Estrogen receptor (ER) has been found in human pancreatic carcinoma, but the potential benefit of endocrine therapy never has been assessed adequately. The aim of this study was to determine whether the presence of ER can be used as an indicator of hormone responsiveness, and whether modulation of tissue-type plasminogen activator (t-PA) by ER can identify hormone-responsive pancreatic carcinomas. The authors investigated ER status and hormonal regulation of t-PA in nine human pancreatic carcinoma cell lines, AsPC-1, BxPC-3, Capan-1, Capan-2, Hs-700T, Hs-766T, MiaPaCa-2, PANC-1, and SUIT-2. Furthermore, to examine whether estrogen dependency of t-PA production in pancreatic carcinoma cells correlated with responsiveness to endocrine therapy, the in vivo effects of various endocrine agents on the growth of the nine pancreatic cell lines transplanted into nude mice were examined. In a 17 beta-estradiol (E2)-binding assay, three of the nine pancreatic carcinoma cell lines (BxPC-3, Capan-2, and MiaPaCa-2) contained measurable levels of estradiol binding sites in vitro and in vivo using tumors transplanted into nude mice. Although t-PA was present in the culture medium in eight of the nine pancreatic carcinoma cell lines (not in Hs-700T), t-PA production was regulated by estrogen via an ER system in vitro only in the Capan-2 cell line. E2 injection into tumor-bearing mice showed acceleration of tumor growth only in Capan-2 tumors.
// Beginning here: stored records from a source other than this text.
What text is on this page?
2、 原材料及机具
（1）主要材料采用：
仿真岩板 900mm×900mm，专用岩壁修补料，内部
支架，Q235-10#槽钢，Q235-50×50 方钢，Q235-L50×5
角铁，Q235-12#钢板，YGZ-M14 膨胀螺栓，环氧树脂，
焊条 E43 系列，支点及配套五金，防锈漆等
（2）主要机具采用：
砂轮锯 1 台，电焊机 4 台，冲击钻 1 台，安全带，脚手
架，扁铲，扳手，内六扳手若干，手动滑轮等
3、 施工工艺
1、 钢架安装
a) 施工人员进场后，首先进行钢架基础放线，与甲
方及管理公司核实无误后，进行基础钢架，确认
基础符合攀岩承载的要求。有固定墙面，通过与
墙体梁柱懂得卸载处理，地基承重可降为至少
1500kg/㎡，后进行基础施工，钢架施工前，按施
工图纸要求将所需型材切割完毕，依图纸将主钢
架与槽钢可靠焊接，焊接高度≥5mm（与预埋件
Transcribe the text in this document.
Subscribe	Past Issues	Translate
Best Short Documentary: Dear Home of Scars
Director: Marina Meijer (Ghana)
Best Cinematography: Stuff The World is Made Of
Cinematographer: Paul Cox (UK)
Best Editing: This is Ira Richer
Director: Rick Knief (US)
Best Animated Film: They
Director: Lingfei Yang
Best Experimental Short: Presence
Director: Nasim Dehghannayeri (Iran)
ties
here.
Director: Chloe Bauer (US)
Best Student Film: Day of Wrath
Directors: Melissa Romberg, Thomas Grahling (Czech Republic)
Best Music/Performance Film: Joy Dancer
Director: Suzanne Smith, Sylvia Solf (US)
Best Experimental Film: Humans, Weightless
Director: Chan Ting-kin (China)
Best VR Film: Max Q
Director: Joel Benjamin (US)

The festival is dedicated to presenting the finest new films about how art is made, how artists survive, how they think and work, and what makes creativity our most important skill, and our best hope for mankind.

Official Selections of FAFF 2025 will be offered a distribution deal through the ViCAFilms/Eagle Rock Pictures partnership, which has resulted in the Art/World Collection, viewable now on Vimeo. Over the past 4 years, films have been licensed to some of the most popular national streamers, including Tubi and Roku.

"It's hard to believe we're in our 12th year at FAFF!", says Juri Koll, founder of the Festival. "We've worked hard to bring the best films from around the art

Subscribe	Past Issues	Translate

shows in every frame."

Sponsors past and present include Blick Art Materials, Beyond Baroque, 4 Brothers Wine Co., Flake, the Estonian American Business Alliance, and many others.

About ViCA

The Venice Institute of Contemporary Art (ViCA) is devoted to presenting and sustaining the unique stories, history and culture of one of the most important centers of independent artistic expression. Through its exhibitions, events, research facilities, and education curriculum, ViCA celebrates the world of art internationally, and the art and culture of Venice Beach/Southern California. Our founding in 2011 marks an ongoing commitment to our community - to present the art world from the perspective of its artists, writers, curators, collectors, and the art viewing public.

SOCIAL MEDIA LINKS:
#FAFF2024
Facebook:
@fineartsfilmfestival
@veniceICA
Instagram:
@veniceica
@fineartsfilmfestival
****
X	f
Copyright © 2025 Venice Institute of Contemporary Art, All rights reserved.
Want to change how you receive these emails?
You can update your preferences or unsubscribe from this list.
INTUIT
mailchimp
Administration of a competitive ER antagonist, toremifene, and a luteinizing hormone-releasing hormone analogue, leuprorelin acetate (LEU), to Capan-2-bearing mice significantly reduced the rate of tumor growth, although there was no actual shrinkage of tumor mass. These agents failed to exert any antitumor effect on the other eight pancreatic cell lines. Although aromatase inhibitors, CGS 20267 and vorozole did not modify the in vivo growth of the nine pancreatic carcinoma cell lines significantly, the combined use of aromatase inhibitors with LEU exhibited a synergistic antitumor effect on Capan-2-bearing mice. Medroxyprogesterone acetate treatment significantly reduced the tumor volume of Capan-2 and also caused delayed growth in two other cell lines, AsPC-1 and MiaPaCa-2. The estrogen dependency of t-PA production may clarify the functional state of ER in human pancreatic carcinoma cells. This finding may aid in planning endocrine therapy for patients with this lethal cancer.